By Gerry DoyleMike Stone

焦点:米軍、対中抑止へインド太平洋で「量産型対艦兵器」増強

[シンガポール 17日 ロイター] – 米国はインド太平洋地域で中国に対する軍事的抑止力を高め、この地域に駐留する米軍を強化する取り組みの一環として、大量かつ容易に製造できる対艦兵器の保有数を増やしている。

ロシアによるウクライナ侵攻を受けて、米国では軍事戦略として比較的安価な兵器を大量に常備する「アフォーダブル・マス(手頃な価格の量産型兵器保有)」という新たな考え方が台頭してきた。

オーストラリア戦略政策研究所のシニアアナリスト、ユアン・グラハム氏はこうした戦略について、対艦型を含む通常型弾道ミサイルや艦船など中国の軍事力を考えれば「当然の対応」だと述べた。

米国が力を注ぐのは、安価で大量生産が可能でありながら強力な破壊力を持つ対艦誘導爆弾「クイックシンク」の試験だ。クイックシンクは低コストのGPS(全地球測位システム)誘導装置と、移動する目標を追尾できるシーカー(目標追尾装置)を備えている。米空軍は先月メキシコ湾でステルス型戦略爆撃機「B2」から艦船に向けてクイックシンクを発射する試験を行った。

専門家によると、中国は依然として対艦ミサイル保有数の面でかなり優位に立っている。しかし米国がクイックシンクの生産を増やすことで、将来有事が起きた際に、中国が保有する370余りの艦船を脅かして戦力差を縮小することが可能になる。

クイックシンクはまだ開発途上で、本体はボーイング(BA.N), opens new tabが、シーカーはBAEシステムズ(BAES.L), opens new tabが製造を請け負っている。米国や同盟国に配備し、誘導装置のない通常型爆弾を誘導兵器に変える低コストの「爆弾用精密誘導装置(JDAM)」と組み合わせた使用が想定されている。

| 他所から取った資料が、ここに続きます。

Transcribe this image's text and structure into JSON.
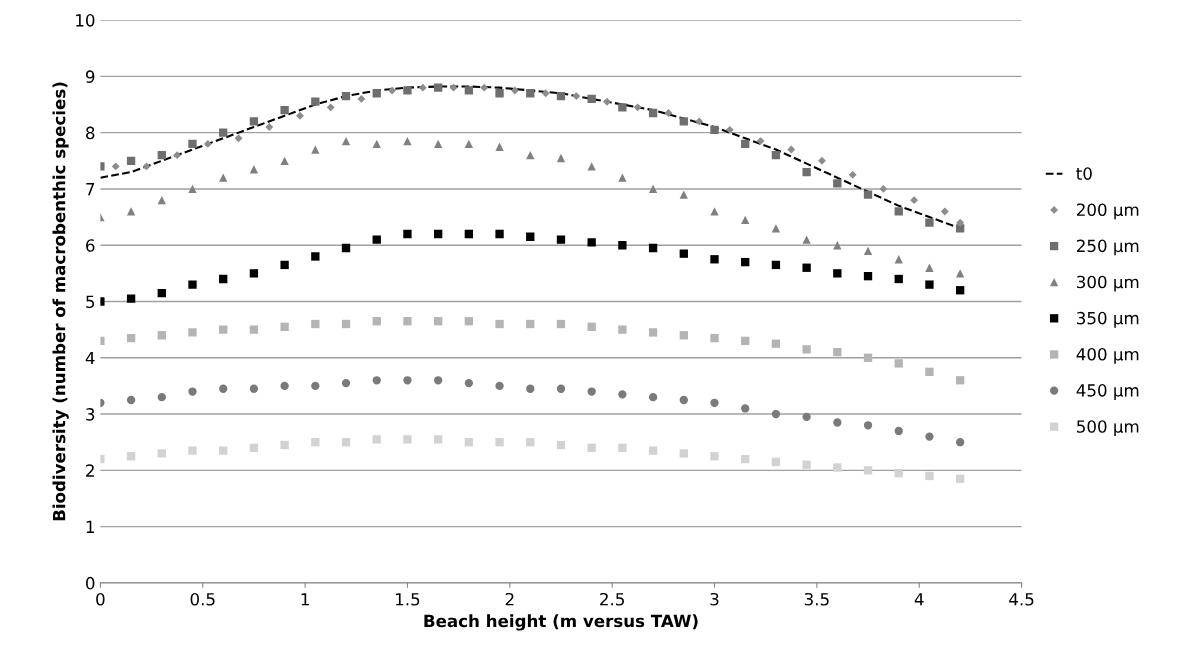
{
  "chart_data": {
    "type": "scatter",
    "xlabel": "Beach height (m versus TAW)",
    "ylabel": "Biodiversity (number of macrobenthic species)",
    "x": [
      0,
      0.15,
      0.3,
      0.45,
      0.6,
      0.75,
      0.9,
      1.05,
      1.2,
      1.35,
      1.5,
      1.65,
      1.8,
      1.95,
      2.1,
      2.25,
      2.4,
      2.55,
      2.7,
      2.85,
      3.0,
      3.15,
      3.3,
      3.45,
      3.6,
      3.75,
      3.9,
      4.05,
      4.2
    ],
    "xlim": [
      0,
      4.5
    ],
    "xticks": [
      0,
      0.5,
      1,
      1.5,
      2,
      2.5,
      3,
      3.5,
      4,
      4.5
    ],
    "ylim": [
      0,
      10
    ],
    "yticks": [
      0,
      1,
      2,
      3,
      4,
      5,
      6,
      7,
      8,
      9,
      10
    ],
    "grid": "y",
    "legend": "right",
    "series": [
      {
        "name": "t0",
        "type": "line",
        "line_style": "dashed",
        "marker": "none",
        "color": "#000000",
        "values": [
          7.2,
          7.3,
          7.5,
          7.7,
          7.9,
          8.1,
          8.3,
          8.5,
          8.65,
          8.75,
          8.8,
          8.82,
          8.82,
          8.8,
          8.75,
          8.7,
          8.6,
          8.5,
          8.4,
          8.25,
          8.1,
          7.9,
          7.7,
          7.45,
          7.2,
          6.95,
          6.7,
          6.5,
          6.3
        ]
      },
      {
        "name": "200 µm",
        "marker": "diamond",
        "color": "#8c8c8c",
        "x": [
          0.075,
          0.225,
          0.375,
          0.525,
          0.675,
          0.825,
          0.975,
          1.125,
          1.275,
          1.425,
          1.575,
          1.725,
          1.875,
          2.025,
          2.175,
          2.325,
          2.475,
          2.625,
          2.775,
          2.925,
          3.075,
          3.225,
          3.375,
          3.525,
          3.675,
          3.825,
          3.975,
          4.125,
          4.2
        ],
        "values": [
          7.4,
          7.4,
          7.6,
          7.8,
          7.9,
          8.1,
          8.3,
          8.45,
          8.6,
          8.75,
          8.8,
          8.8,
          8.8,
          8.75,
          8.7,
          8.65,
          8.55,
          8.45,
          8.35,
          8.2,
          8.05,
          7.85,
          7.7,
          7.5,
          7.25,
          7.0,
          6.8,
          6.6,
          6.4
        ]
      },
      {
        "name": "250 µm",
        "marker": "square",
        "color": "#6e6e6e",
        "values": [
          7.4,
          7.5,
          7.6,
          7.8,
          8.0,
          8.2,
          8.4,
          8.55,
          8.65,
          8.7,
          8.75,
          8.8,
          8.75,
          8.7,
          8.7,
          8.65,
          8.6,
          8.45,
          8.35,
          8.2,
          8.05,
          7.8,
          7.6,
          7.3,
          7.1,
          6.9,
          6.6,
          6.4,
          6.3
        ]
      },
      {
        "name": "300 µm",
        "marker": "triangle",
        "color": "#808080",
        "values": [
          6.5,
          6.6,
          6.8,
          7.0,
          7.2,
          7.35,
          7.5,
          7.7,
          7.85,
          7.8,
          7.85,
          7.8,
          7.8,
          7.75,
          7.6,
          7.55,
          7.4,
          7.2,
          7.0,
          6.9,
          6.6,
          6.45,
          6.3,
          6.1,
          6.0,
          5.9,
          5.75,
          5.6,
          5.5
        ]
      },
      {
        "name": "350 µm",
        "marker": "square",
        "color": "#000000",
        "values": [
          5.0,
          5.05,
          5.15,
          5.3,
          5.4,
          5.5,
          5.65,
          5.8,
          5.95,
          6.1,
          6.2,
          6.2,
          6.2,
          6.2,
          6.15,
          6.1,
          6.05,
          6.0,
          5.95,
          5.85,
          5.75,
          5.7,
          5.65,
          5.6,
          5.5,
          5.45,
          5.4,
          5.3,
          5.2
        ]
      },
      {
        "name": "400 µm",
        "marker": "square",
        "color": "#b4b4b4",
        "values": [
          4.3,
          4.35,
          4.4,
          4.45,
          4.5,
          4.5,
          4.55,
          4.6,
          4.6,
          4.65,
          4.65,
          4.65,
          4.65,
          4.6,
          4.6,
          4.6,
          4.55,
          4.5,
          4.45,
          4.4,
          4.35,
          4.3,
          4.25,
          4.15,
          4.1,
          4.0,
          3.9,
          3.75,
          3.6
        ]
      },
      {
        "name": "450 µm",
        "marker": "circle",
        "color": "#7a7a7a",
        "values": [
          3.2,
          3.25,
          3.3,
          3.4,
          3.45,
          3.45,
          3.5,
          3.5,
          3.55,
          3.6,
          3.6,
          3.6,
          3.55,
          3.5,
          3.45,
          3.45,
          3.4,
          3.35,
          3.3,
          3.25,
          3.2,
          3.1,
          3.0,
          2.95,
          2.85,
          2.8,
          2.7,
          2.6,
          2.5
        ]
      },
      {
        "name": "500 µm",
        "marker": "square",
        "color": "#d2d2d2",
        "values": [
          2.2,
          2.25,
          2.3,
          2.35,
          2.35,
          2.4,
          2.45,
          2.5,
          2.5,
          2.55,
          2.55,
          2.55,
          2.5,
          2.5,
          2.5,
          2.45,
          2.4,
          2.4,
          2.35,
          2.3,
          2.25,
          2.2,
          2.15,
          2.1,
          2.05,
          2.0,
          1.95,
          1.9,
          1.85
        ]
      }
    ]
  }
}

消息筋の話では、米インド太平洋軍司令部は数千個規模のクイックシンクの配備を求めており、既に配備も済んでいるが、正確な数は機密情報だとして明らかになっていない。この関係者は、このような手頃な価格の量産型兵器が潤沢に配備されれば、中国艦船の防御能力を圧倒する公算が大きいとの見方を示した。

米軍はまず長距離対艦ミサイル(LRASM)や対空ミサイル「SM6」で中国の艦船やレーダーに損傷を与え、その後クイックシックのような低コスト兵器で艦船を攻撃するシナリオを立てている。

<多様化する兵器>

米国はアジア地域に多種多様な対艦兵器を集めている。4月には米陸軍が新しい地上配備型中距離ミサイルシステム「MRCタイフォン」をフィリピンに展開した。これは既存の部品を使い低コストで開発されたシステムで、SM6や巡航ミサイル「トマホーク」を海上の目標に対して発射できる。

米軍はインド太平洋地域におけるミサイル配備数を明らかにしていないが、兵器調達に関する政府文書によると今後5年間で800発強のSM6ミサイルが調達予定となっている。また、米軍が既に数千発のトマホークや数十万発のJDAMを保有していることも確認されている。

オーストラリア戦略政策研究所のグラハム氏によると、西太平洋と(沖縄から台湾、フィリピンを結ぶ)第一列島線において米海軍の移動を制限するのが中国の戦略だ。

これに対して米軍がフィリピンなどに対艦兵器を配置すれば、南シナ海の大半の地域を射程内に収めることができる。中国は南シナ海の90%の領有権を主張しているが、東南アジアの5カ国と台湾が異議を唱えている。

シンガポールのS・ラジャラトナム国際学院のコリン・コー氏は米国の新戦略について「ある意味で戦う土俵を同じにすることだ」と指摘する。

同氏は、親イラン武装組織フーシ派が紅海で民間船舶に対してローテクの対艦兵器を使用し、米国などが対抗するために高価な兵器を展開せざるを得なかった事例を挙げた上で、「紅海のケースを見れば対艦ミサイルはコスト面では防御側が不利なのは明白。攻撃型ミサイルシステムは、たとえ量が少なくてもある程度の抑止力が見込める」と述べた。